Why Should Children Ride in the Back Seat?

There are several common vulnerabilities to automobiles. The sides of a car are certainly the most vulnerable, and there is little way, aside from side airbags, to prevent the devastating damage a side impact can cause. That said most vehicle collisions are from the front or rear. Front seat drivers may be protected by airbags, however it is very common that front side collisions result in broken glass, and potentially parts of the engine compartment breaching into the vehicle. For this reason back seat passengers are better protected, being further from these vulnerabilities.

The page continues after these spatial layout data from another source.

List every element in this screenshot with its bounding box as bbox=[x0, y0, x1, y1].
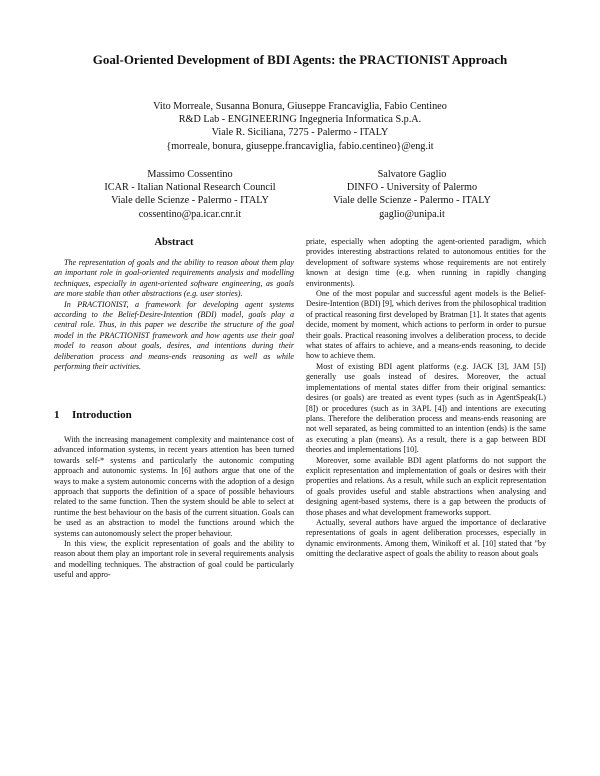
body-paragraph: One of the most popular and successful agent models is the Belief-Desire-Intention (BDI) [9], which derives from the philosophical tradition of practical reasoning first developed by Bratman [1]. It states that agents decide, moment by moment, which actions to perform in order to pursue their goals. Practical reasoning involves a deliberation process, to decide what states of affairs to achieve, and a means-ends reasoning, to decide how to achieve them. bbox=[306, 289, 546, 361]
introduction-body bbox=[54, 435, 294, 581]
author-name: Massimo Cossentino bbox=[147, 169, 233, 180]
body-paragraph: Most of existing BDI agent platforms (e.g. JACK [3], JAM [5]) generally use goals instead of desires. Moreover, the actual implementations of mental states differ from their original semantics: desires (or goals) are treated as event types (such as in AgentSpeak(L) [8]) or procedures (such as in 3APL [4]) and intentions are executing plans. Therefore the deliberation process and means-ends reasoning are not well separated, as being committed to an intention (ends) is the same as executing a plan (means). As a result, there is a gap between BDI theories and implementations [10]. bbox=[306, 361, 546, 455]
author-affiliation: R&D Lab - ENGINEERING Ingegneria Informatica S.p.A. bbox=[178, 114, 422, 126]
body-paragraph: In this view, the explicit representation of goals and the ability to reason about them play an important role in several requirements analysis and modelling techniques. The abstraction of goal could be particularly useful and appro- bbox=[54, 539, 294, 580]
author-names: Vito Morreale, Susanna Bonura, Giuseppe Francaviglia, Fabio Centineo bbox=[153, 101, 447, 112]
body-paragraph: priate, especially when adopting the agent-oriented paradigm, which provides interesting abstractions related to autonomous entities for the development of software systems whose requirements are not entirely known at design time (e.g. when running in rapidly changing environments). bbox=[306, 237, 546, 288]
section-title: Introduction bbox=[72, 409, 132, 421]
paper-title: Goal-Oriented Development of BDI Agents: the PRACTIONIST Approach bbox=[92, 52, 508, 67]
author-email: cossentino@pa.icar.cnr.it bbox=[138, 208, 242, 220]
author-email: gaglio@unipa.it bbox=[379, 208, 445, 220]
author-name: Salvatore Gaglio bbox=[377, 169, 447, 180]
body-paragraph: With the increasing management complexity and maintenance cost of advanced information systems, in recent years attention has been turned towards self-* systems and particularly the autonomic computing approach and autonomic systems. In [6] authors argue that one of the ways to make a system autonomic concerns with the adoption of a design approach that supports the definition of a space of possible behaviours related to the same function. Then the system should be able to select at runtime the best behaviour on the basis of the current situation. Goals can be used as an abstraction to model the functions around which the systems can autonomously select the proper behaviour. bbox=[54, 435, 294, 538]
section-heading-introduction bbox=[54, 409, 132, 421]
author-emails: {morreale, bonura, giuseppe.francaviglia, fabio.centineo}@eng.it bbox=[166, 140, 434, 152]
right-column-body bbox=[306, 237, 546, 560]
abstract-heading: Abstract bbox=[154, 237, 194, 248]
author-address: Viale delle Scienze - Palermo - ITALY bbox=[111, 195, 269, 207]
body-paragraph: Moreover, some available BDI agent platforms do not support the explicit representation and implementation of goals or desires with their properties and relations. As a result, while such an explicit representation of goals provides useful and stable abstractions when analysing and designing agent-based systems, there is a gap between the products of those phases and what development frameworks support. bbox=[306, 455, 546, 517]
author-address: Viale R. Siciliana, 7275 - Palermo - ITALY bbox=[211, 127, 389, 139]
body-paragraph: Actually, several authors have argued the importance of declarative representations of goals in agent deliberation processes, especially in dynamic environments. Among them, Winikoff et al. [10] stated that "by omitting the declarative aspect of goals the ability to reason about goals bbox=[306, 517, 546, 559]
main-author-block bbox=[0, 100, 600, 153]
author-block-cossentino bbox=[70, 168, 310, 221]
abstract-body bbox=[54, 258, 294, 372]
section-number: 1 bbox=[54, 409, 60, 421]
author-address: Viale delle Scienze - Palermo - ITALY bbox=[333, 195, 491, 207]
abstract-paragraph: The representation of goals and the ability to reason about them play an important role in goal-oriented requirements analysis and modelling techniques, especially in agent-oriented software engineering, as goals are more stable than other abstractions (e.g. user stories). bbox=[54, 258, 294, 299]
author-affiliation: ICAR - Italian National Research Council bbox=[104, 182, 276, 194]
author-affiliation: DINFO - University of Palermo bbox=[346, 182, 478, 194]
author-block-gaglio bbox=[292, 168, 532, 221]
abstract-paragraph: In PRACTIONIST, a framework for developing agent systems according to the Belief-Desire-Intention (BDI) model, goals play a central role. Thus, in this paper we describe the structure of the goal model in the PRACTIONIST framework and how agents use their goal model to reason about goals, desires, and intentions during their deliberation process and means-ends reasoning as well as while performing their activities. bbox=[54, 299, 294, 372]
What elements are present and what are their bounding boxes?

Other Ways to Keep Young Adults Safe When Riding in Cars

In addition to seat belts, there are other ways to keep children and young adults safe during a collision. Many regions promote, or require, airbags. Often these only apply to the driver, or perhaps the front seat passenger. Side airbags are an excellent add-on option in many vehicles, and in addition to reducing insurance costs, these can be extremely useful during side collisions. That said sensible things like sitting upright, and not leaning forward to play with the radio while a vehicle is moving also help maximize safety; seatbelts are designed for upright passengers, and their protection can be diminished by moving them, or sitting in awkward positions for which they were not designed.

Safety for Teen Drivers

Teen drivers certainly need to buckle up but that is only where teen driving safety begins. Parents should not be afraid to discuss safety with teens. It is very easy for teens to assume that because they have a license to drive that they know everything about driving, or driving safely, and that is far from the case. By always wearing a seatbelt themselves parents can instill this positive habit, but they should not be afraid to insist their children follow it when driving themselves. Parents should also insist that if a teen rides with another teen driver that the driver have at least a year or more experience driving.